Lettera finalista nella categoria Lettera di un'adozione.

Roma, 30 Luglio 2019

Cari figli adottivi,
scoprii di essere una di voi solo all’età di ventun anni nonostante quella sensazione di estraneità ce l’ avessi da sempre, sulla pelle e nel cuore.
Sapete quale fu il paradosso? Che mentre il mio senso di identità deflagrava in mille pezzi insieme alla terra che mi sosteneva, io da quel trauma non pensai di proteggere me bensì mia madre adottiva, che ovviamente già lo sapeva. Lo feci non rivelandole che lo avevo scoperto perché la conoscevo come una donna fragile, con l’“esaurimento nervoso”. Lei non me lo aveva detto e io volevo proteggere il suo segreto. Nel frattempo cercai mia madre naturale, ma la legge di allora diceva che quel nome non potevo averlo. Era stata una ragazza madre della Sicilia degli anni Settanta. Guardai avanti.

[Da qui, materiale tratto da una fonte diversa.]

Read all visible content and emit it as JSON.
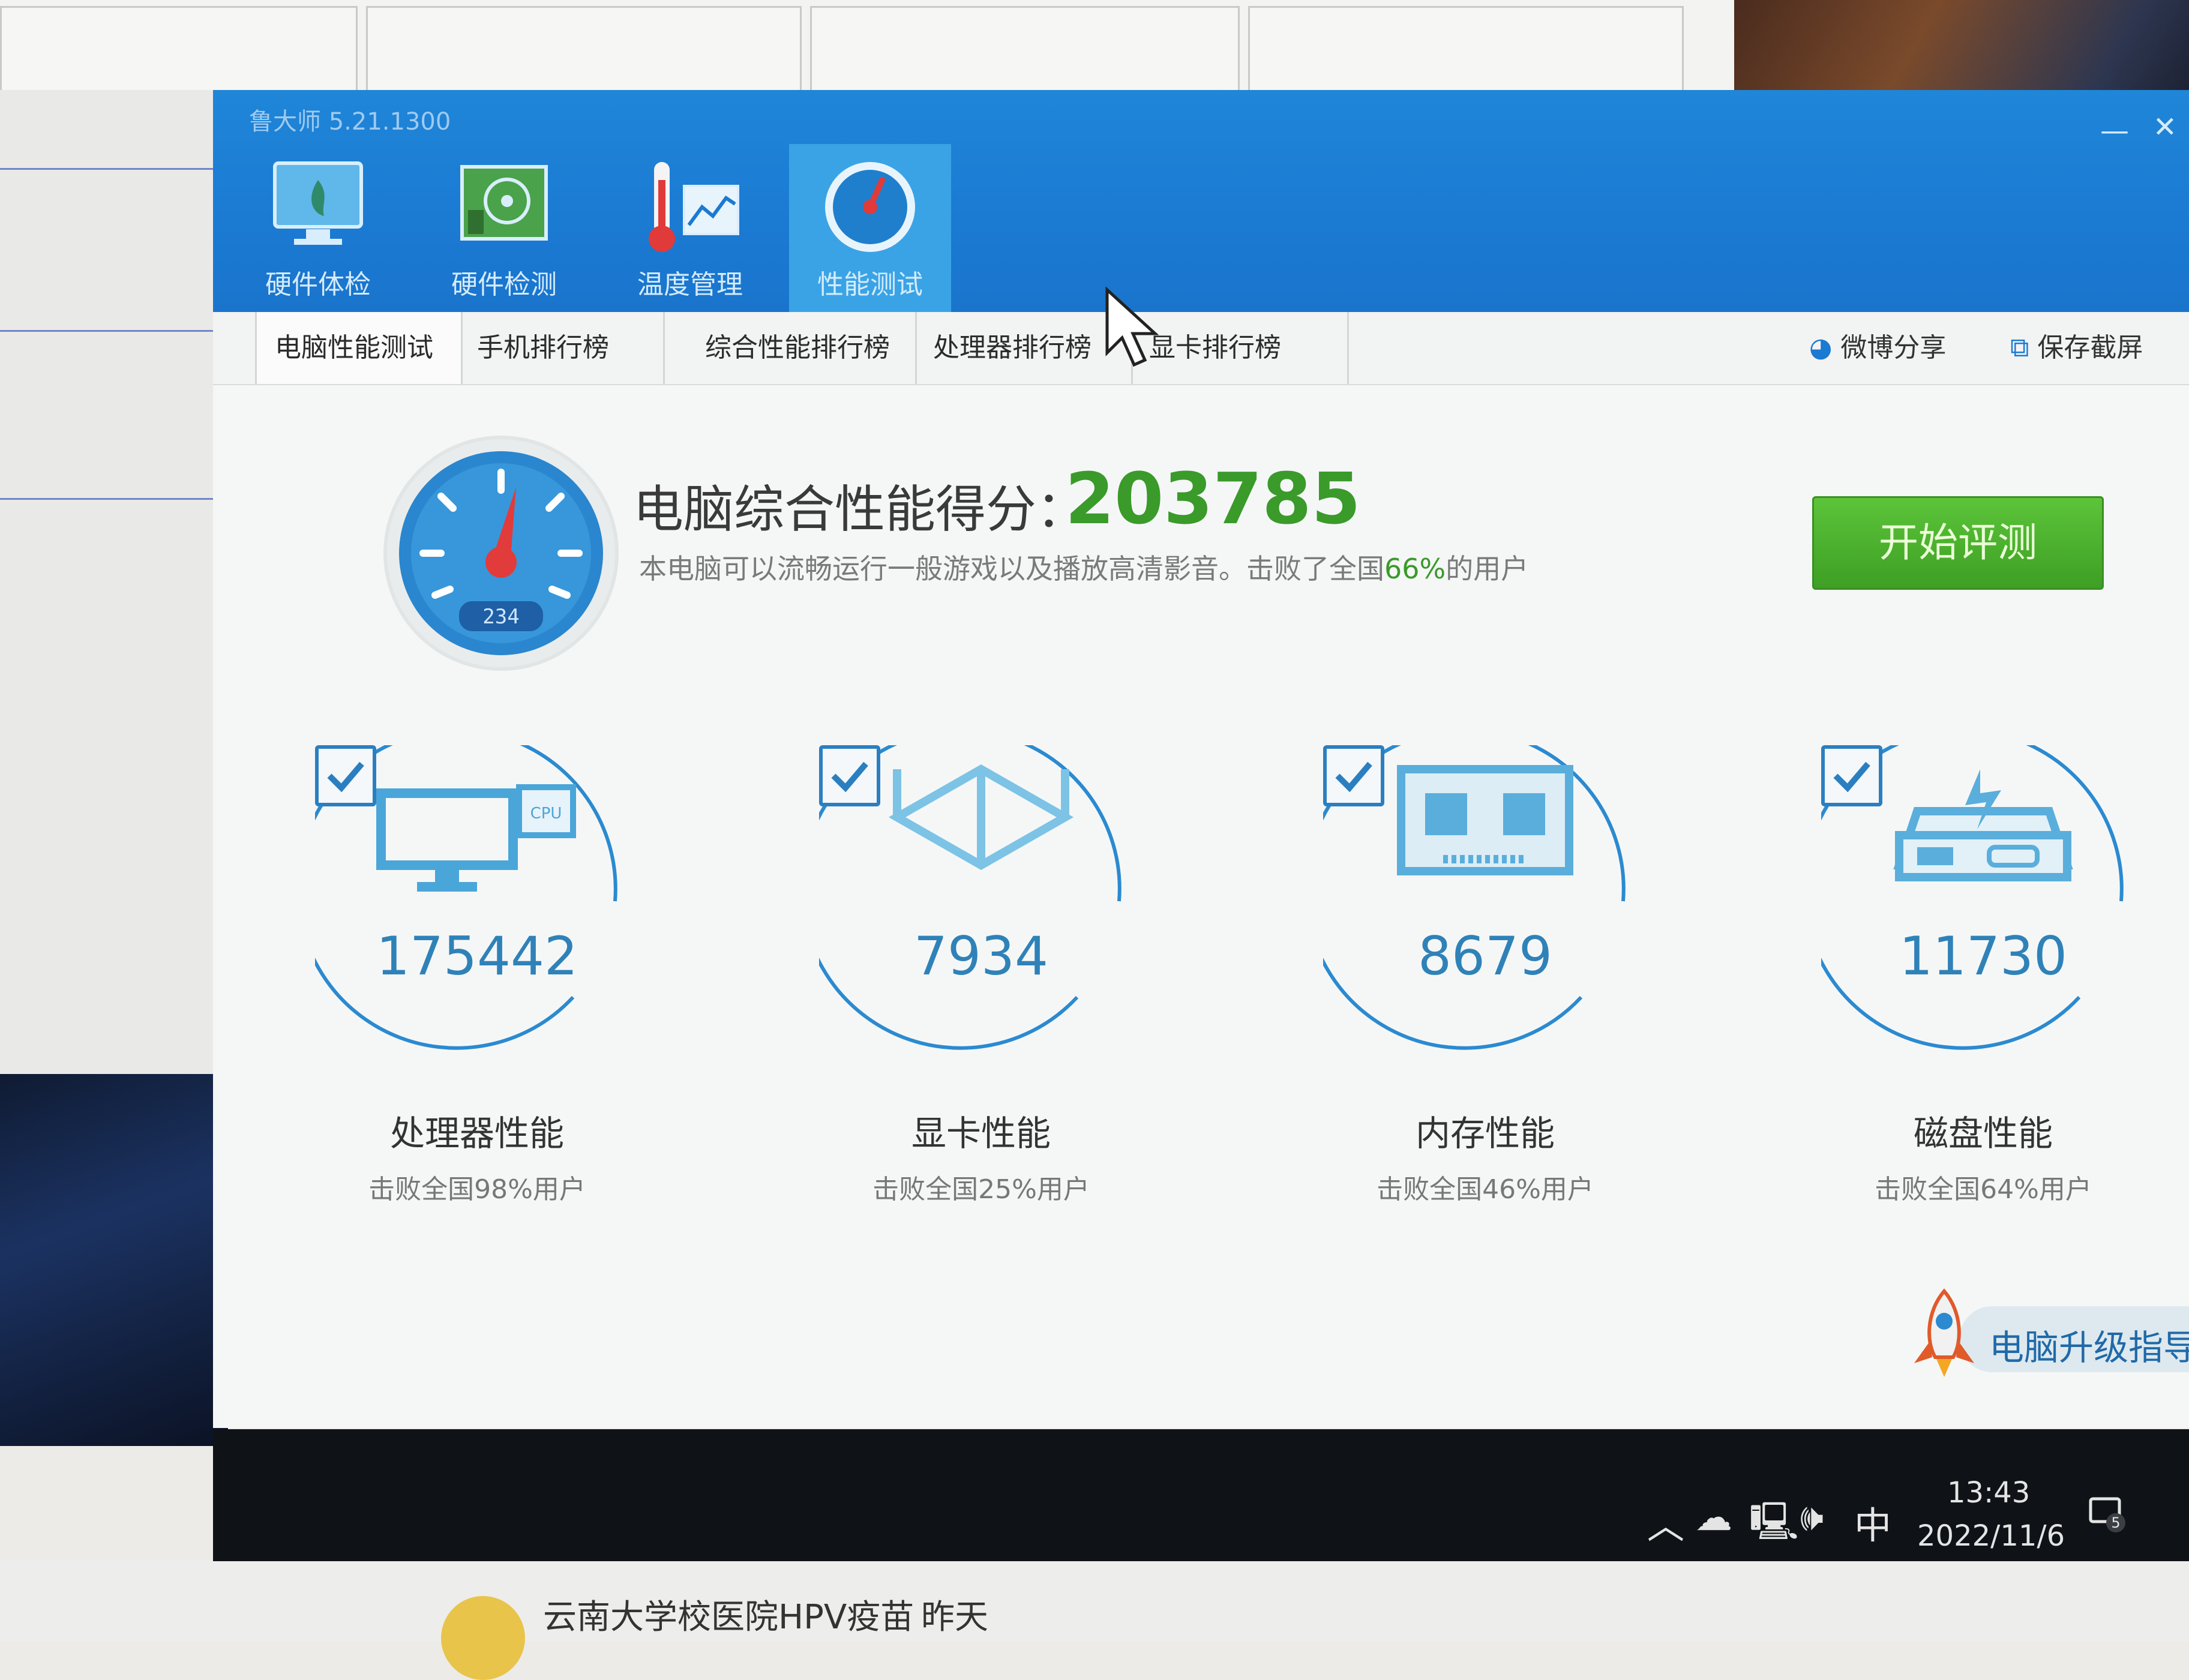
{
  "window": {
    "app_title": "鲁大师 5.21.1300",
    "minimize_glyph": "—",
    "close_glyph": "✕"
  },
  "nav_tabs": [
    {
      "label": "硬件体检",
      "icon": "monitor-icon"
    },
    {
      "label": "硬件检测",
      "icon": "motherboard-icon"
    },
    {
      "label": "温度管理",
      "icon": "thermometer-icon"
    },
    {
      "label": "性能测试",
      "icon": "speedometer-icon",
      "active": true
    }
  ],
  "sub_tabs": [
    {
      "label": "电脑性能测试",
      "active": true
    },
    {
      "label": "手机排行榜"
    },
    {
      "label": "综合性能排行榜"
    },
    {
      "label": "处理器排行榜"
    },
    {
      "label": "显卡排行榜"
    }
  ],
  "actions": {
    "weibo_share": "微博分享",
    "save_screenshot": "保存截屏"
  },
  "score": {
    "label": "电脑综合性能得分：",
    "value": "203785",
    "desc_prefix": "本电脑可以流畅运行一般游戏以及播放高清影音。击败了全国",
    "desc_pct": "66%",
    "desc_suffix": "的用户",
    "gauge_reading": "234"
  },
  "start_button": "开始评测",
  "metrics": [
    {
      "value": "175442",
      "name": "处理器性能",
      "sub": "击败全国98%用户",
      "icon": "cpu-monitor-icon"
    },
    {
      "value": "7934",
      "name": "显卡性能",
      "sub": "击败全国25%用户",
      "icon": "cube-icon"
    },
    {
      "value": "8679",
      "name": "内存性能",
      "sub": "击败全国46%用户",
      "icon": "memory-chip-icon"
    },
    {
      "value": "11730",
      "name": "磁盘性能",
      "sub": "击败全国64%用户",
      "icon": "disk-drive-icon"
    }
  ],
  "upgrade_guide": "电脑升级指导",
  "taskbar": {
    "ime": "中",
    "time": "13:43",
    "date": "2022/11/6",
    "notification_count": "5"
  },
  "background": {
    "notification_title": "云南大学校医院HPV疫苗",
    "notification_time": "昨天"
  },
  "colors": {
    "title_blue": "#1b7ad2",
    "score_green": "#3a9a2a",
    "ring_blue": "#2b8ad0",
    "button_green": "#4db22e"
  }
}
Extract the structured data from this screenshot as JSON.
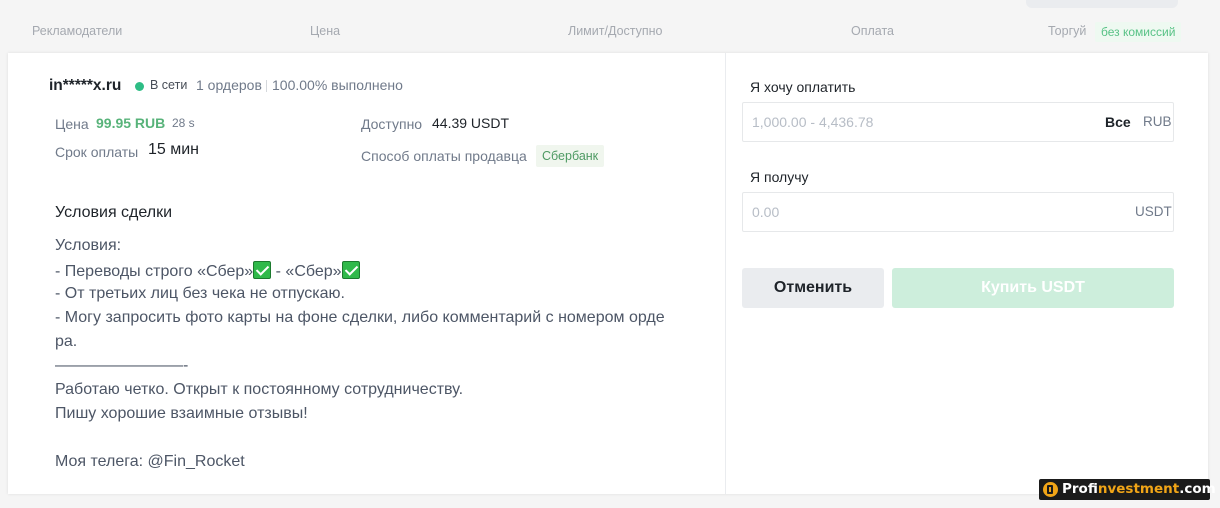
{
  "columns": {
    "advertisers": "Рекламодатели",
    "price": "Цена",
    "limit": "Лимит/Доступно",
    "payment": "Оплата",
    "trade": "Торгуй",
    "fee_badge": "без комиссий"
  },
  "advertiser": {
    "name": "in*****x.ru",
    "status": "В сети",
    "orders": "1 ордеров",
    "completion": "100.00% выполнено"
  },
  "details": {
    "price_label": "Цена",
    "price_value": "99.95 RUB",
    "timer": "28 s",
    "term_label": "Срок оплаты",
    "term_value": "15 мин",
    "available_label": "Доступно",
    "available_value": "44.39 USDT",
    "method_label": "Способ оплаты продавца",
    "method_value": "Сбербанк"
  },
  "terms": {
    "title": "Условия сделки",
    "heading": "Условия:",
    "line1a": "- Переводы строго «Сбер»",
    "line1b": " - «Сбер»",
    "line2": "- От третьих лиц без чека не отпускаю.",
    "line3": "- Могу запросить фото карты на фоне сделки, либо комментарий с номером орде",
    "line3b": "ра.",
    "line4": "————————-",
    "line5": "Работаю четко. Открыт к постоянному сотрудничеству.",
    "line6": "Пишу хорошие взаимные отзывы!",
    "line7": "Моя телега: @Fin_Rocket"
  },
  "order_form": {
    "pay_label": "Я хочу оплатить",
    "pay_placeholder": "1,000.00 - 4,436.78",
    "all_label": "Все",
    "pay_currency": "RUB",
    "receive_label": "Я получу",
    "receive_placeholder": "0.00",
    "receive_currency": "USDT",
    "cancel_label": "Отменить",
    "buy_label": "Купить USDT"
  },
  "watermark": {
    "part1": "Prof",
    "part2": "investment",
    "part3": ".com"
  },
  "colors": {
    "accent_green": "#2ebd85",
    "buy_disabled": "#cdeedc",
    "brand_orange": "#f1a517"
  }
}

Dopo nove anni ebbi un figlio anche io. Mi rispecchiai in quegli occhi puri, i primi che mi somigliavano. Rivelai finalmente a mia madre che sapevo, abbandonando le paure che il dono di  quella maternità stava spazzando via. Fu liberatorio, catartico. La verità lo è sempre. Noi adottivi portiamo spesso carichi non nostri. Abbiamo riempito le vite vuote e sofferenti di chi non riusciva ad essere genitore, siamo i tasselli mancanti che finalmente danno gioia, da noi ci si aspetta quella. Impariamo a mettere a tacere ciò che sarebbe scomodo sentire e ancor più manifestare. Impariamo a compiacere e a prenderci cura di chi ci ha salvato, come un dovere che ci viene insegnato in modo non verbale, quasi subliminale. Eppure l’amore non si piega al dovere, l’amore vive di libertà, è gratuito, incondizionato. Passarono altri anni, mi ammalai. Cercai ancora mia madre naturale, e stavolta la legge fu aggirata dai “gravissimi e comprovati motivi di salute”: avevo un cancro. Era necessario sapere se ci fosse o meno familiarità, per decidere in merito all’intervento da fare. La trovarono, mi fece avere le notizie mediche sull’anamnesi della sua famiglia: stavano tutti bene. Le chiesero se voleva incontrarmi, rispose di no. Mia madre mi rifiutò la seconda volta, sapendo che avevo un cancro.
Guardai avanti ancora. Il cancro mi lasciò vivere, i miei genitori adottivi morirono, mi separai da mio marito. Ora sono sola come in quella culla prima di essere presa, in un vuoto affettivo fatto di ombre senza confini. Ma ho imparato a sentirmi parte di una famiglia più grande, in cui non c’è distinzione tra adottati e non. Una famiglia che si chiama umanità e che comprende e perdona anche chi non ci vuole.

Cari figli dell’umanità, il nostro legame non sta nello status di adottati ma nel riconoscere il dolore che appartiene a tutti e che prende innumerevoli forme. Che si mascheri da malattia, lutto, depressione, solitudine, abbandono di un figlio … è solo l’ombra che non scegliamo, ce l’abbiamo tutti.  Ci hanno insegnato a combatterla, a fuggire, non ci hanno detto che è solo abbracciandola che possiamo finalmente sentire quel senso di appartenenza che cerchiamo. Cari figli della luce, se scegliamo di amare i vuoti che sentiamo, anziché tentare di colmarli, ci accorgeremo che la felicità è una scelta e che è sempre possibile farla.